An unexpected sparkling blue-domed day. Contrarian in view of the forecast and after horizontal rain the day before, it came like a blessing. Especially on a little island off Auckland, which has a micro-climate especially suited to growing certain types of grapes.

We climbed aboard our little wine tour bus, guided by Wayne the local expert. He took us to our first vineyard, and the first lesson for the day: choosing your own path.

The vintner, call him Les, had constructed for himself one of those chequered careers which seem so typical of smaller wine-growers: originally a geologist, then morphing into a medical degree and a successful practice with a lengthy spell in Europe. Remarkable guy.

Then like so many Kiwis, the hobbit returned to the Shire; bought a few acres whose geology he could analyse and appreciate; carefully considered the history of the land including a volcanic eruption on the neighbouring island 900 years ago; planted his vines and waited.

Les only does single varietal vintages, and pretty much single paddock ones at that. He does what he reckons will work, and what he thinks he will enjoy, like:

  • Deciding that just doing a single cabernet franc vintage would be interesting, and “might appeal to some cab franc geeks out there”
  • Planting some montepulciano vines, which no-one on the island had done before, because the geography and climate of that part of the island remind him of the Abruzzi where he reckons montepulciano grows best (his wife is Italian)
  • Assessing that the section where some syrah is planted, split by a 1.8 metre wide creek, grows with different characteristics on each side of the creek, so he bottles each sides harvest separately.

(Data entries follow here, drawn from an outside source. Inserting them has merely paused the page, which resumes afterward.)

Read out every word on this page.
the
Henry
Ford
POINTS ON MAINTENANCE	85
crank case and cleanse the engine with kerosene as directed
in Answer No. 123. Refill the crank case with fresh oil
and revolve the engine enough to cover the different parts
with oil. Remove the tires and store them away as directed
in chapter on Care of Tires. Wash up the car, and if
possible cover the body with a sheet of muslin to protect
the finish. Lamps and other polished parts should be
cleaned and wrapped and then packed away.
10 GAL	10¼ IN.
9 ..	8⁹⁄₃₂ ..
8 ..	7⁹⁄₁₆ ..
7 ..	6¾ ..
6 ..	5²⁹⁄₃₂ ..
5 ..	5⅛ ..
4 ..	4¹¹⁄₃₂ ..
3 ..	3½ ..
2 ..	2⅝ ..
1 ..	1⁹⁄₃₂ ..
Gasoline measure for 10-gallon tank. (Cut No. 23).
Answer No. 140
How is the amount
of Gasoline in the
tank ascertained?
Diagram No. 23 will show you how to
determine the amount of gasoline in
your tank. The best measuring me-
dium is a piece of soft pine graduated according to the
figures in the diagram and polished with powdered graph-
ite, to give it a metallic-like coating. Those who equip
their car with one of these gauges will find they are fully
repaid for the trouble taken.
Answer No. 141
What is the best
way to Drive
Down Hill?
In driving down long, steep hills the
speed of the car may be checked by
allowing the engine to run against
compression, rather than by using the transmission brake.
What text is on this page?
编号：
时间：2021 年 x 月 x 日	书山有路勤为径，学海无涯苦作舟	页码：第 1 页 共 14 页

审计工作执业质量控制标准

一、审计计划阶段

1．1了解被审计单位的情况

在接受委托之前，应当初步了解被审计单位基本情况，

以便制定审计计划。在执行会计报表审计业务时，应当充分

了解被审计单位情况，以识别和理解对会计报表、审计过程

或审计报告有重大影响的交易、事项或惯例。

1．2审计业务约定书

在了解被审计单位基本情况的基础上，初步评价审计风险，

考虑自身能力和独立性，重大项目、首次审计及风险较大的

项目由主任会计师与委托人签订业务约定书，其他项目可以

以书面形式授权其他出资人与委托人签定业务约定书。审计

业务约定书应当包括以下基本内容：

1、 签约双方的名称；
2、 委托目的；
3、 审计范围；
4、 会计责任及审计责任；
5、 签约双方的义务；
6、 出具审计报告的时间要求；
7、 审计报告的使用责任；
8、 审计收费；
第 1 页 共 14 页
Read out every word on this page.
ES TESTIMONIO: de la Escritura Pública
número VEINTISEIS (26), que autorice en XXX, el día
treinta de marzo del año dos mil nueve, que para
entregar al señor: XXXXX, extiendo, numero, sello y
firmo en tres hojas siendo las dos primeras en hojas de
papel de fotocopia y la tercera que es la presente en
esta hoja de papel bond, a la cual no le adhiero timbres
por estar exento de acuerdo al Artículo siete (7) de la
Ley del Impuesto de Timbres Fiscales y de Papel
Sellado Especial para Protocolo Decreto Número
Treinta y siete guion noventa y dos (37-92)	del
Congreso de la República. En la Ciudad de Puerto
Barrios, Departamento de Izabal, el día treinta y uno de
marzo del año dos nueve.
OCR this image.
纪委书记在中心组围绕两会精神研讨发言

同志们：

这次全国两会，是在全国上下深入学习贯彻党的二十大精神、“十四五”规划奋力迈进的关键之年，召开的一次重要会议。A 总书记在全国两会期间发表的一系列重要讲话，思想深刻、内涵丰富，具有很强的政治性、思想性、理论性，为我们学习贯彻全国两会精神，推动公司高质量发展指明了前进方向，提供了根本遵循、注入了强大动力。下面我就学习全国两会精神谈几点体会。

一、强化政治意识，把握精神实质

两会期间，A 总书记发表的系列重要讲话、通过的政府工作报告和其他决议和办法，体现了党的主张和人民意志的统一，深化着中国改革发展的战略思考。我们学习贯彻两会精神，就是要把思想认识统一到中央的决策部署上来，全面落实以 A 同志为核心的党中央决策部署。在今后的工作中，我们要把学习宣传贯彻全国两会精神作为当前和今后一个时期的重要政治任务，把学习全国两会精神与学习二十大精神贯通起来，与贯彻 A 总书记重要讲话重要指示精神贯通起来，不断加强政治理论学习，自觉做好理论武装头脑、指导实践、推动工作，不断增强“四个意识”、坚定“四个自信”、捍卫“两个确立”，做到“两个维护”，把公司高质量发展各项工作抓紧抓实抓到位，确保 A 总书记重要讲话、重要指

I talked to Les about the commercial model, versus his kind of going your own way attitude, the Field of Dreams theory – build it and they will come. Plenty of money went down the drain doing that in telecoms in the recent past.

He just backs himself, his judgement and his knowledge. Marlborough is suffering a wine glut, but Les’s vintages sell out, and:

  • There turns out to be a community of cab franc geeks who snap up his strict varietal output
  • His east side of the creek harvest has produced a rich and uncopiable “rosé with attitude”
  • His second vintage of montepulciano is not yet bottled but has a long queue of punters waiting for it
  • One of the world’s leading wine writers has said of Les’s cab franc vintages that they would “club any Chinon into submission” – Chinon apparently being the cab franc geeks’ benchmark.

Look, I know Les is doing what he’s doing because he can choose to, after a long, arduous and probably lucrative career. But it’s still a pretty remarkable result built on:

  • Confidence
  • Self-belief
  • Cross-application of knowledge – geology, geography, medieval and Palaeolithic history
  • Intuition
  • The guts to back himself on all of that.

If it can work in a high-stakes, capital-intensive business like wine-growing, I reckon there’s scope for your humble blogger to back himself on a few more judgement calls.